Most of us have bits of information that we do not want everyone to know about. For some people it might be what they buy, for others whom they date, for still others where they worship. These are all things that a citizen usually has the option of keeping private. They are sensitive and can cause personal embarrassment, or even harm, to reputations if they became known. This is even truer in small towns, like the ones in Southern New Mexico, where everybody knows everybody.
Businesses, on the other hand, love to know personal information because they can use it in the design and marketing or their products. Telephone polls, volunteer surveys, and the like have been used since the dawn of capitalism. But they were always filled out on a volunteer basis. With the explosion of the internet and other electronic means of storing and transferring data, all sorts of companies have begun to exploit new technologies for obtaining massive amounts of information very quickly.
In the new world of terrorist threats, government, too, has become increasingly hungry for gathering individuals’ personal information. Though practices like keeping records of offenders’ fingerprints are widely established, strategies like warrantless wiretapping and monitoring of library records have started being used. This has allowed government intelligence agencies to stockpile intimate information in the hope of capturing criminals.
In a dictatorship or society with totally unregulated capitalism, these approaches are vital. But are they good for the individual living in a democracy?
In America, we let embrace capitalism because it generates the most wealth for the most people. We also let our government know some personal facts because it is helpful in protecting us from threats. These are good approaches. They work. But both government and corporations have been known to cross the line into places that should only belong an individual. This must not be allowed to happen.

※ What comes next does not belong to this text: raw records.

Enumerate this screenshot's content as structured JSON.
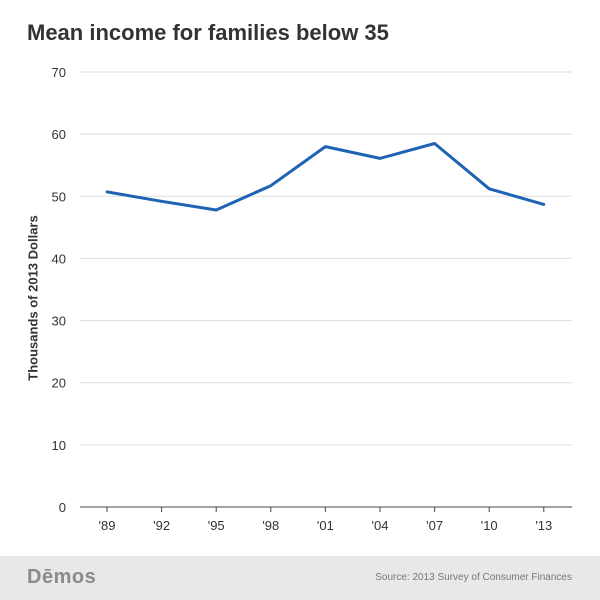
{
  "colors": {
    "line": "#1f63b5",
    "grid": "#dddddd",
    "axis": "#444444",
    "text": "#333333",
    "footer_bg": "#e8e8e8"
  },
  "chart_data": {
    "type": "line",
    "title": "Mean income for families below 35",
    "xlabel": "",
    "ylabel": "Thousands of 2013 Dollars",
    "categories": [
      "'89",
      "'92",
      "'95",
      "'98",
      "'01",
      "'04",
      "'07",
      "'10",
      "'13"
    ],
    "ylim": [
      0,
      70
    ],
    "yticks": [
      0,
      10,
      20,
      30,
      40,
      50,
      60,
      70
    ],
    "grid": true,
    "series": [
      {
        "values": [
          50.7,
          49.2,
          47.8,
          51.7,
          58.0,
          56.1,
          58.5,
          51.2,
          48.7
        ]
      }
    ]
  },
  "footer": {
    "logo": "Dēmos",
    "source": "Source: 2013 Survey of Consumer Finances"
  }
}
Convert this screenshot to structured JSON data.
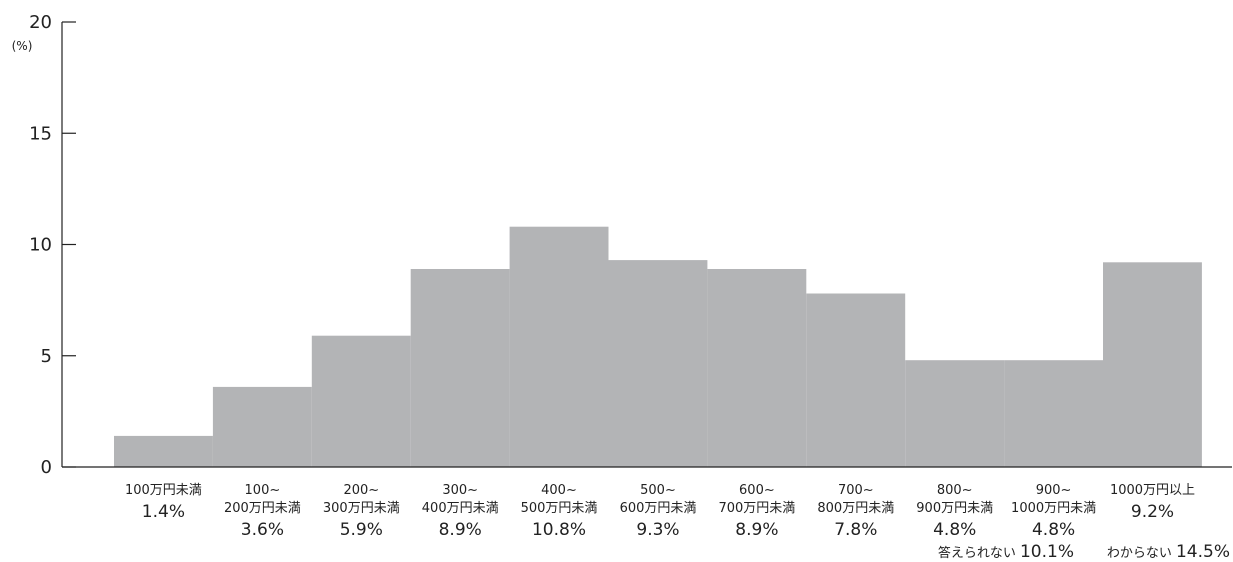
{
  "chart_data": {
    "type": "bar",
    "ylabel": "(%)",
    "ylim": [
      0,
      20
    ],
    "yticks": [
      0,
      5,
      10,
      15,
      20
    ],
    "grid": false,
    "bar_color": "#b3b4b6",
    "categories": [
      [
        "100万円未満"
      ],
      [
        "100~",
        "200万円未満"
      ],
      [
        "200~",
        "300万円未満"
      ],
      [
        "300~",
        "400万円未満"
      ],
      [
        "400~",
        "500万円未満"
      ],
      [
        "500~",
        "600万円未満"
      ],
      [
        "600~",
        "700万円未満"
      ],
      [
        "700~",
        "800万円未満"
      ],
      [
        "800~",
        "900万円未満"
      ],
      [
        "900~",
        "1000万円未満"
      ],
      [
        "1000万円以上"
      ]
    ],
    "values": [
      1.4,
      3.6,
      5.9,
      8.9,
      10.8,
      9.3,
      8.9,
      7.8,
      4.8,
      4.8,
      9.2
    ],
    "value_labels": [
      "1.4%",
      "3.6%",
      "5.9%",
      "8.9%",
      "10.8%",
      "9.3%",
      "8.9%",
      "7.8%",
      "4.8%",
      "4.8%",
      "9.2%"
    ],
    "notes": [
      {
        "label": "答えられない",
        "value": "10.1%"
      },
      {
        "label": "わからない",
        "value": "14.5%"
      }
    ]
  }
}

What it comes down to is this: New technologies and increased globalization are going to increase both the amount of information that governments and corporations can obtain about you, and the speed at which they can get it. Citizens need to press public officials into monitoring and (when necessary) regulating these new practices so that in our quest for money and safety we do not infringe on a value that is just as sacred; the ability to say, “That’s none of your business.”